When doing a reading, Matthews recommends framing the question as clearly as possible. After shuffling the cards and focusing on the question, the cards can be laid out in the Cave Oracle Glyph pattern. You can make it easier to become familiar the glyph by drawing around your hand onto a blank piece of paper. Once you have the layout, the guidebook will provide interpretations of the cards.
These cards take a little while to get used to, mainly because they are so different from traditional tarot and most other oracles, and also because of the nature of the layout. However, if the cards resonate with you, it’s worth taking the time to get to know them, because you can use them to dig deep within your psyche and get in touch with your ancestral spirits. I also find them useful for meditation. I think they may also be a valuable tool for spiritual healing, because they touch on our most primal feelings.
Once you have become more familiar with the cards, you may also wish to try the Shaman’s Journey, an exercise described at the end of the booklet. It involves a meditation exercise in which you use your imagination to visit one of the Shaman Oracle caves and explore within. According to Kinghan, over time this practice can attune your senses to a deeper understanding of your psyche. I found the Shaman’s Journey useful for helping me to work through a difficulty I was having with a book I am writing.
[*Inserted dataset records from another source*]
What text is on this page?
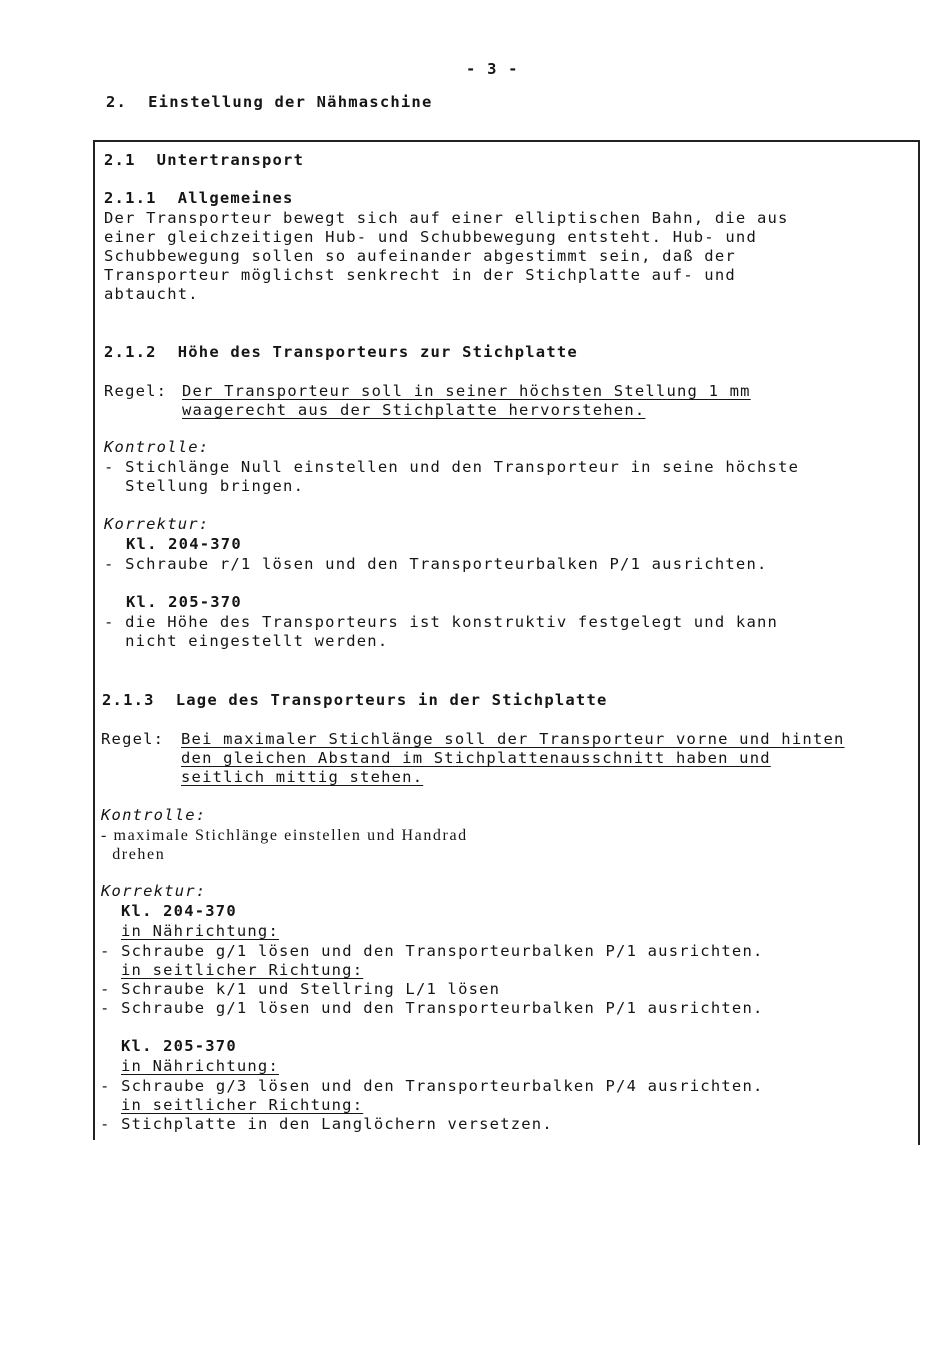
- 3 -
2.  Einstellung der Nähmaschine
2.1  Untertransport
2.1.1  Allgemeines
Der Transporteur bewegt sich auf einer elliptischen Bahn, die aus
einer gleichzeitigen Hub- und Schubbewegung entsteht. Hub- und
Schubbewegung sollen so aufeinander abgestimmt sein, daß der
Transporteur möglichst senkrecht in der Stichplatte auf- und
abtaucht.
2.1.2  Höhe des Transporteurs zur Stichplatte
Regel: Der Transporteur soll in seiner höchsten Stellung 1 mm
waagerecht aus der Stichplatte hervorstehen.
Kontrolle:
- Stichlänge Null einstellen und den Transporteur in seine höchste
Stellung bringen.
Korrektur:
Kl. 204-370
- Schraube r/1 lösen und den Transporteurbalken P/1 ausrichten.
Kl. 205-370
- die Höhe des Transporteurs ist konstruktiv festgelegt und kann
nicht eingestellt werden.
2.1.3  Lage des Transporteurs in der Stichplatte
Regel: Bei maximaler Stichlänge soll der Transporteur vorne und hinten
den gleichen Abstand im Stichplattenausschnitt haben und
seitlich mittig stehen.
Kontrolle:
- maximale Stichlänge einstellen und Handrad
drehen
Korrektur:
Kl. 204-370
in Nährichtung:
- Schraube g/1 lösen und den Transporteurbalken P/1 ausrichten.
in seitlicher Richtung:
- Schraube k/1 und Stellring L/1 lösen
- Schraube g/1 lösen und den Transporteurbalken P/1 ausrichten.
Kl. 205-370
in Nährichtung:
- Schraube g/3 lösen und den Transporteurbalken P/4 ausrichten.
in seitlicher Richtung:
- Stichplatte in den Langlöchern versetzen.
The Shaman’s Oracle: Wisdom and Guidance from the Ancestors is a very unusual deck, and rather complicated to use. Yet, I have done several readings with it and find them insightful. It’s perfect for both beginners and experienced readers, because no knowledge of the traditional tarot is needed. But you should be prepared to rely heavily on the guidebook for interpretation, at least until you have become more familiar with it, as the images themselves don’t always give up their full meaning.